Yasa tasarısında şiddete uğrayan veya şiddete uğrama tehlikesi bulunan kadınların korunması ve bu kişilere yönelik şiddetin önlenmesi amacını taşıyan 11 madde önerisi bulunuyordu. Bunların arasında: koruyucu tedbir kararı, şiddet önleme ve izleme merkezleri, ilköğretim ve ortaöğretimde düzenlenecek toplumsal cinsiyet eğitimleri, herkesin şiddet anını ihbar etme hakkı gibi maddeler bulunuyordu. Bu maddeler her ne kadar dışarıdan bakıldığında pozitif bir görünüme sahip olsa dahi, yasa tasarısı ilan edildikten kısa süre sonra bakanlık tarafından müdaheleler başladı ve şüreç adeta temel haklar üzerine yapılan bir pazarlık süreci haline geldi. Bunu engellemek adına çeşitli kadın örgütleri sürece müdahale olmuş, şiddet gören kadının korunmasının hukuki temelini oluşturacak taleplerde bulunmuşlardı. Fakat yapılan müdahaleler ve talepler mütemadiyen yok sayıldı ve üstüne üstlük süreç, kadınların var olan haklarının da gasp edecek bir hal aldı.

Yasanın son hali

Önce yasanın koruma kapsamından “yakın ilişki içinde yaşayan kadınlar” çıkarıldı, sonrasında erkeğin şiddeti bir daha uygulamayacağına yönelik beyanıyla ceza indirimine gidildi, son olarak ise önleyici tedbir kararları veren kurumlar mahkemeler yerine kaymakamlıklar ile yer değiştirildi. Bugün yasanın son halinde ise tanımlayıcı 11 madden “ev içi şiddet”, “kadına yönelik şiddet” ve “toplumsal cinsiyet” tanımları tamamen çıkarıldı. Ayrıca süresiz tedbir kararı kaldırılarak yerine 6 aylık bir limit getirildi; böylece şiddet gören kadının korunmasına da bir kısıtlama getiriliyor ve sürecin 6 ayda bir yeniden başlatılması gibi bürokratik zorlukları da beraberinde getiriyor.
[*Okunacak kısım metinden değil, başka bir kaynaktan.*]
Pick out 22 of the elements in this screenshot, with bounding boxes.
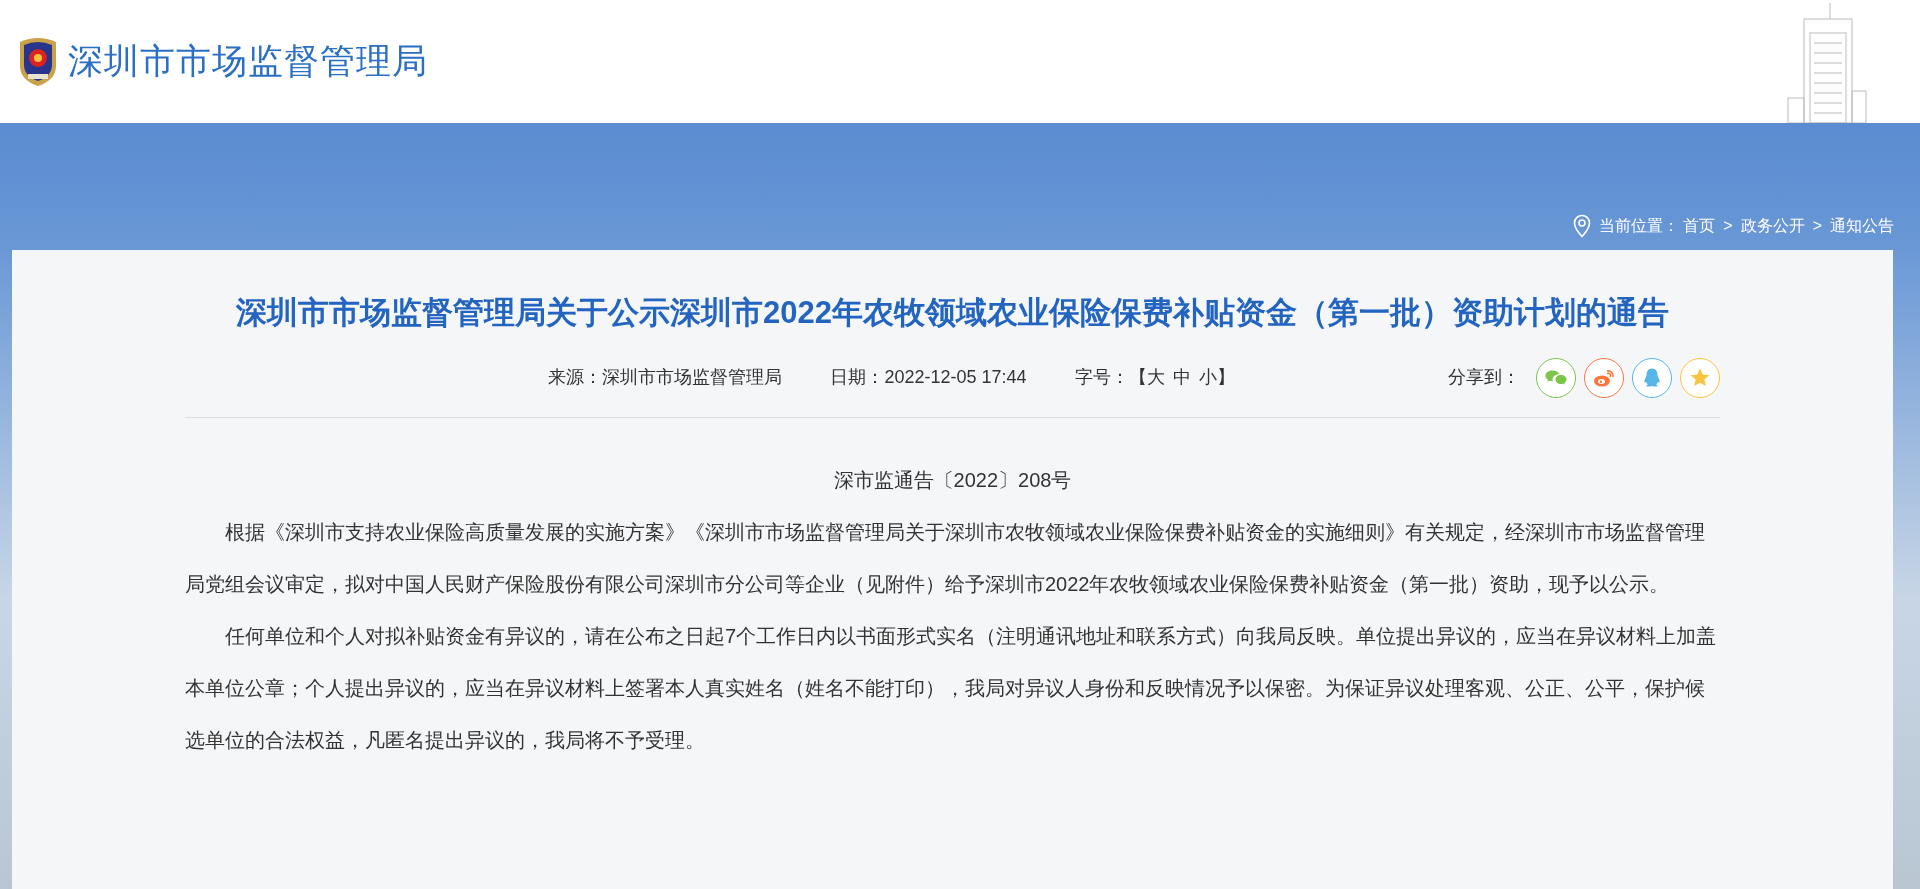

Öte yandan, herkesin ihbar imkanı da kaldırılarak, kadının bizzat kendinin gerekli merciye başvurulması zorunlu kılındı. Şiddeti ispatlamak için herhangi bir yazılı belgenin aranmayacağı tasarıda yer alıyordu, şimdi ise hakime gerektiğinde delil arayabilme yetkisi getirildi. Bütün bu uygulamalar gördüğümüz üzere, kadınların korunmasının önünü açmak bir yana, kadının önüne bir dizi bürokratik engel getirerek şiddet uygulayan erkeği bizzat devlet altında koruma altına alıyor. Yürürlüğe geçen bu yasanın, kadınlara hizmet etmediği aşikar; buna karşın kadınların kocalarına, şiddet gören çocukları da ailelerine teslim eden erkek egemen zihniyet güçlendiriliyor. Kadına yönelik şiddet politik anlamından arındırılarak, sorun yalnızca karı-koca arası bir sorun olmaya indirgeniyor, tedbir kararının kaymakamlıkların elinde olması ile şiddet gören kadınlar bir kez daha devletin yerel aktörleri yardımıyla da kocalarına teslim ediliyor, şiddet caydırıcı hale getirileceğine teşvik ediliyor. Şimdi yürürlükte olan bu yasa AKP hükümetinin demokrasi maskesi altında gerçekleştirdiği hak gasplarının kadınlar üzerinde yapılan bir ayağını temsil ediyor. 4320 nolu yasa, 1998 yılından beri yürürlükteydi ve şimdiki hali ne kadar yürürlükte kalacak ve bizi ne kadar etkileyecek bilmiyoruz. Bu nedenle ikiyüzlü AKP politikalarını her alanda teşhir etmeliyiz. Biz kadınların temel haklarının ve hayatlarının bir pazarlık alanı olmadığını biliyoruz ve aile kurumu içinde değil kadınlar olarak var olmak istiyoruz. Bu nedenle ikiyüzlü kadın politikalarına hayır diyoruz ve gerçekten kadının beyanını esas alan uygulamalar talep ediyoruz.

Yorumlar kapalıdır.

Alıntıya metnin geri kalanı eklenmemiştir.